With acute comic book sensibilities and a fresh eye – unbelievably, this polished gem is Amirpour’s first film – Amirpour takes a fist full of cinematic cliches and rattles them up and rolls out and instant genre classic.
Despite his Fonzie-cool exterior, Arash is only barely keeping it together. His father is a hopeless junky and his father’s pusher is breathing down his neck.
When The Girl and Arash finally meet, it’s kismet – two lost soul colliding, providing each other with not just a reason, but a means to finally escape Bad City.
But will the truth about The Girl’s last victim drive a stake into the still beating heart of their romance?
Speaking of hearts, she wears hers on her sleeve, does Amirpour.
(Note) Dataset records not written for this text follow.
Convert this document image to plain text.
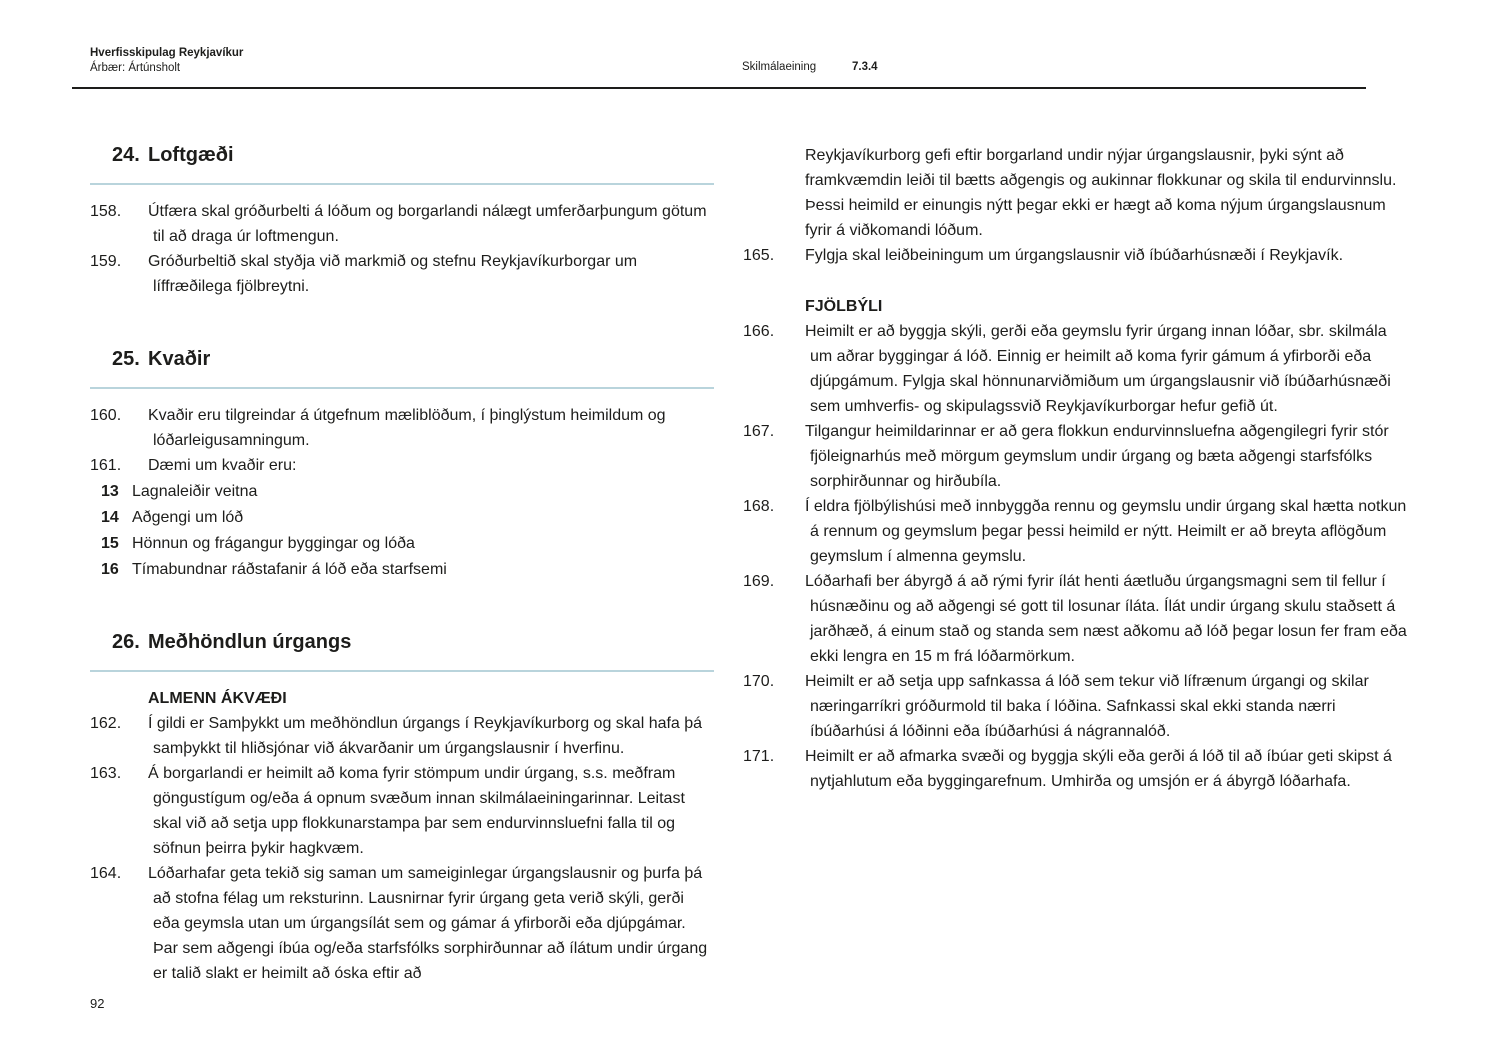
Hverfisskipulag Reykjavíkur
Árbær: Ártúnsholt	Skilmálaeining	7.3.4
24. Loftgæði
158.	Útfæra skal gróðurbelti á lóðum og borgarlandi nálægt umferðarþungum götum til að draga úr loftmengun.
159.	Gróðurbeltið skal styðja við markmið og stefnu Reykjavíkurborgar um líffræðilega fjölbreytni.
25. Kvaðir
160.	Kvaðir eru tilgreindar á útgefnum mæliblöðum, í þinglýstum heimildum og lóðarleigusamningum.
161.	Dæmi um kvaðir eru:
13 Lagnaleiðir veitna
14 Aðgengi um lóð
15 Hönnun og frágangur byggingar og lóða
16 Tímabundnar ráðstafanir á lóð eða starfsemi
26. Meðhöndlun úrgangs
ALMENN ÁKVÆÐI
162.	Í gildi er Samþykkt um meðhöndlun úrgangs í Reykjavíkurborg og skal hafa þá samþykkt til hliðsjónar við ákvarðanir um úrgangslausnir í hverfinu.
163.	Á borgarlandi er heimilt að koma fyrir stömpum undir úrgang, s.s. meðfram göngustígum og/eða á opnum svæðum innan skilmálaeiningarinnar. Leitast skal við að setja upp flokkunarstampa þar sem endurvinnsluefni falla til og söfnun þeirra þykir hagkvæm.
164.	Lóðarhafar geta tekið sig saman um sameiginlegar úrgangslausnir og þurfa þá að stofna félag um reksturinn. Lausnirnar fyrir úrgang geta verið skýli, gerði eða geymsla utan um úrgangsílát sem og gámar á yfirborði eða djúpgámar. Þar sem aðgengi íbúa og/eða starfsfólks sorphirðunnar að ílátum undir úrgang er talið slakt er heimilt að óska eftir að
Reykjavíkurborg gefi eftir borgarland undir nýjar úrgangslausnir, þyki sýnt að framkvæmdin leiði til bætts aðgengis og aukinnar flokkunar og skila til endurvinnslu. Þessi heimild er einungis nýtt þegar ekki er hægt að koma nýjum úrgangslausnum fyrir á viðkomandi lóðum.
165.	Fylgja skal leiðbeiningum um úrgangslausnir við íbúðarhúsnæði í Reykjavík.
FJÖLBÝLI
166.	Heimilt er að byggja skýli, gerði eða geymslu fyrir úrgang innan lóðar, sbr. skilmála um aðrar byggingar á lóð. Einnig er heimilt að koma fyrir gámum á yfirborði eða djúpgámum. Fylgja skal hönnunarviðmiðum um úrgangslausnir við íbúðarhúsnæði sem umhverfis- og skipulagssvið Reykjavíkurborgar hefur gefið út.
167.	Tilgangur heimildarinnar er að gera flokkun endurvinnsluefna aðgengilegri fyrir stór fjöleignarhús með mörgum geymslum undir úrgang og bæta aðgengi starfsfólks sorphirðunnar og hirðubíla.
168.	Í eldra fjölbýlishúsi með innbyggða rennu og geymslu undir úrgang skal hætta notkun á rennum og geymslum þegar þessi heimild er nýtt. Heimilt er að breyta aflögðum geymslum í almenna geymslu.
169.	Lóðarhafi ber ábyrgð á að rými fyrir ílát henti áætluðu úrgangsmagni sem til fellur í húsnæðinu og að aðgengi sé gott til losunar íláta. Ílát undir úrgang skulu staðsett á jarðhæð, á einum stað og standa sem næst aðkomu að lóð þegar losun fer fram eða ekki lengra en 15 m frá lóðarmörkum.
170.	Heimilt er að setja upp safnkassa á lóð sem tekur við lífrænum úrgangi og skilar næringarríkri gróðurmold til baka í lóðina. Safnkassi skal ekki standa nærri íbúðarhúsi á lóðinni eða íbúðarhúsi á nágrannalóð.
171.	Heimilt er að afmarka svæði og byggja skýli eða gerði á lóð til að íbúar geti skipst á nytjahlutum eða byggingarefnum. Umhirða og umsjón er á ábyrgð lóðarhafa.
92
As a first film, A Girl Walks Home Alone is clearly a love song to everything Amirpour thinks if cool in film – 80s tunes, high school romance, the crisp look of the New Wave, skateboards and electronica, swooping black wings of eye liner and wide mouths inky with blood.
Coupled with her long meandering shots in atmospheric black and white, and a sound track as mesmerizing as it is challenging, Amirpour’s style is all about style.
It’s true, key images are left entirely up to your interpretation – a gully full of dead bodies that no one seems to notice, a seemingly empty city still pumping out gas, The Girl’s old fashioned chador that doubles as a vampire cape, for example.
But there’s something alluring about the open-endedness of it all – the creeping discomfort of no easy answers.
Eternally lonely though she may be, The Girl’s vampire nature is as much a mystery in the final scene as she is in her first. To me that seems like a precious thing in this cinematic age of exploring every nook and cranny of a story in endless prequels and sequels.
Haunting the streets of a lifeless industrial wasteland, she comes to represent the spectre of unfettered progress’s tussle with traditionalism, sucking up the last dregs of society until only the purest (or most handsome) are left.
Like her cinematic cousins Adam and Eve in Jim Jarmusch’s marvelous Only Lovers Left Alive (2014), and the ambiguous Eli in Tomas Alfredson’s deliciously creepy Let The Right One In (2008), Amirpour’s vampire is more than just a foil to hang some titillating scares on.
Ultimately, though, what makes A Girl Walks Home Alone an instant classic is not the meandering, unresolved tale. It is in the mood and passion of Amirpour’s hip, classy vision that will keep you rooted to your seat, yearning for more as the final credits roll.